W. G. Neville, Wm. J. Neville, B. H. Ramsey, Sr., J. P. Dukes, W. Roscoff Deal, for plaintiff in error.

Geo. M. Johnston, Fred T. Lanier, Robert S. Lanier, contra.

DUCKWORTH, Chief Justice.

1. Courts of law have jurisdiction to set aside their own judgments upon petition with rule nisi or process attached and filed after the term at which the judgment was rendered upon the ground that such judgment was procured by fraud or other irregularity that renders it voidable. Union Compress Co. v. A. Leffler & Sons, 122 Ga. 640 (50 S.E. 483); Davis v. Albritton, 127 Ga. 517 (56 S.E. 514, 8 L. R. A. (NS) 820, 119 Am. St. Rep. 352); Methodist Episcopal Church, South v.
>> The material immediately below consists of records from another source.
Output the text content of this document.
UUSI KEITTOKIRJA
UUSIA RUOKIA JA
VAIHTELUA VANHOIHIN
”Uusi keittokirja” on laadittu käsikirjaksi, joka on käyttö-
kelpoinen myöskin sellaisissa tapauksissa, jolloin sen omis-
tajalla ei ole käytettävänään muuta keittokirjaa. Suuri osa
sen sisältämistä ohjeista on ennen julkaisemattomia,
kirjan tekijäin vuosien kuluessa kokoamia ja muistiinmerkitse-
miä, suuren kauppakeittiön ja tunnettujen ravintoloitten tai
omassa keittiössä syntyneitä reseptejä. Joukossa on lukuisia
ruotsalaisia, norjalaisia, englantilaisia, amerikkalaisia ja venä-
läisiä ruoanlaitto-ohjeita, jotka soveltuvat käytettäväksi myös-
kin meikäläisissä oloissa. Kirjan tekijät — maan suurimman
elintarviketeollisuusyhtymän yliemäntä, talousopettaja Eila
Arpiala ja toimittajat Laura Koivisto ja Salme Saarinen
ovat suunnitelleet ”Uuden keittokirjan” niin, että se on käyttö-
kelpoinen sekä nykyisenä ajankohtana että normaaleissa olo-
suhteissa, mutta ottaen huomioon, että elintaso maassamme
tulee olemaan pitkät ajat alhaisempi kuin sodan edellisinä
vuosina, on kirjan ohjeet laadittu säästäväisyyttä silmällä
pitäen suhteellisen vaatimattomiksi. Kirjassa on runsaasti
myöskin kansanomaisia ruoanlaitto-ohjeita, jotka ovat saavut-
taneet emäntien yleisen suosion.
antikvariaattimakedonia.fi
Decell, 187 Ga. 526 (1 S.E.2d 432).

2. The foregoing rule does not apply in cases where, as here, the petition to set aside the judgment is predicated upon alleged newly discovered evidence and in no wise charges fraud or illegality in the judgment sought to be set aside.

3. The judgment under attack is one probating a will in solemn form, and the petition is to the court of ordinary which rendered it with rule nisi attached, and it seeks to have that court set the judgment aside upon the alleged ground that a later will has been discovered since the rendition of the judgment. In this respect the proceeding is *474 analogous to but is not an extraordinary motion for new trial upon the ground of newly discovered evidence as provided for by law. Code §§ 70-205, 70-303. This is true because it is not so designated nor does the court of ordinary have jurisdiction to entertain a motion or extraordinary motion for new trial, as only superior and city courts may grant new trials. Code § 70-101.
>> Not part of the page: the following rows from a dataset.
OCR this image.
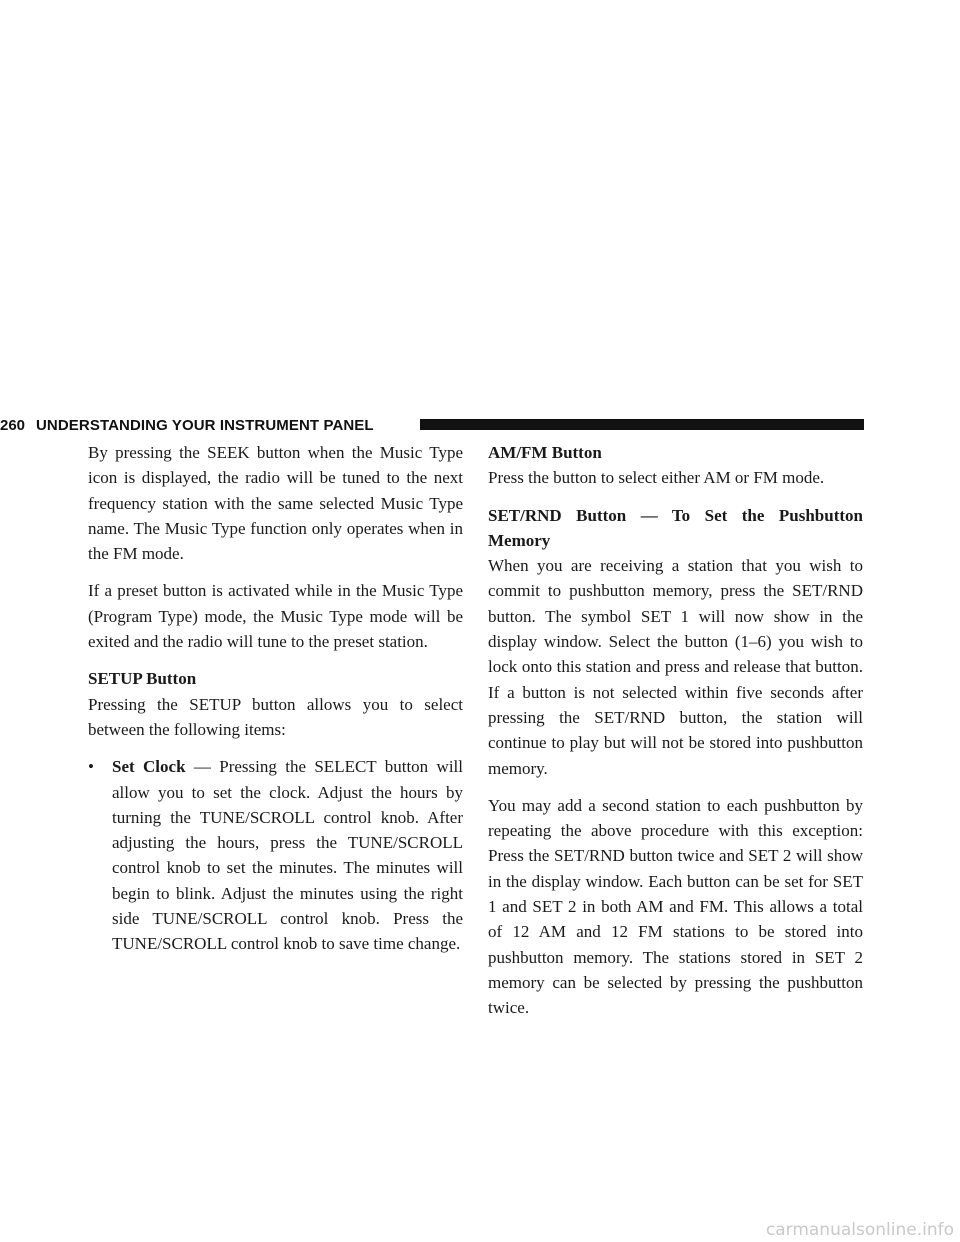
260 UNDERSTANDING YOUR INSTRUMENT PANEL

By pressing the SEEK button when the Music Type icon is displayed, the radio will be tuned to the next frequency station with the same selected Music Type name. The Music Type function only operates when in the FM mode.

If a preset button is activated while in the Music Type (Program Type) mode, the Music Type mode will be exited and the radio will tune to the preset station.

SETUP Button
Pressing the SETUP button allows you to select between the following items:

• Set Clock — Pressing the SELECT button will allow you to set the clock. Adjust the hours by turning the TUNE/SCROLL control knob. After adjusting the hours, press the TUNE/SCROLL control knob to set the minutes. The minutes will begin to blink. Adjust the minutes using the right side TUNE/SCROLL control knob. Press the TUNE/SCROLL control knob to save time change.

AM/FM Button
Press the button to select either AM or FM mode.

SET/RND Button — To Set the Pushbutton Memory
When you are receiving a station that you wish to commit to pushbutton memory, press the SET/RND button. The symbol SET 1 will now show in the display window. Select the button (1–6) you wish to lock onto this station and press and release that button. If a button is not selected within five seconds after pressing the SET/RND button, the station will continue to play but will not be stored into pushbutton memory.

You may add a second station to each pushbutton by repeating the above procedure with this exception: Press the SET/RND button twice and SET 2 will show in the display window. Each button can be set for SET 1 and SET 2 in both AM and FM. This allows a total of 12 AM and 12 FM stations to be stored into pushbutton memory. The stations stored in SET 2 memory can be selected by pressing the pushbutton twice.

carmanualsonline.info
4. For the foregoing reasons the judgment of the superior court, in the hearing of the appeal from the court of ordinary, sustaining the motion in the nature of a demurrer to dismiss the petition, upon the ground that the court of ordinary was without jurisdiction to entertain the same, must be affirmed. See Cooney, Eckstein & Co. v. Sweat, 133 Ga. 511 (66 S.E. 257, 25 L. R. A. (NS) 758); Veile v. Irwin, 133 Ga. 794 (66 S.E. 1087); Darley v. Starr, 150 Ga. 88 (102 S.E. 819).

Judgment affirmed. All the Justices concur.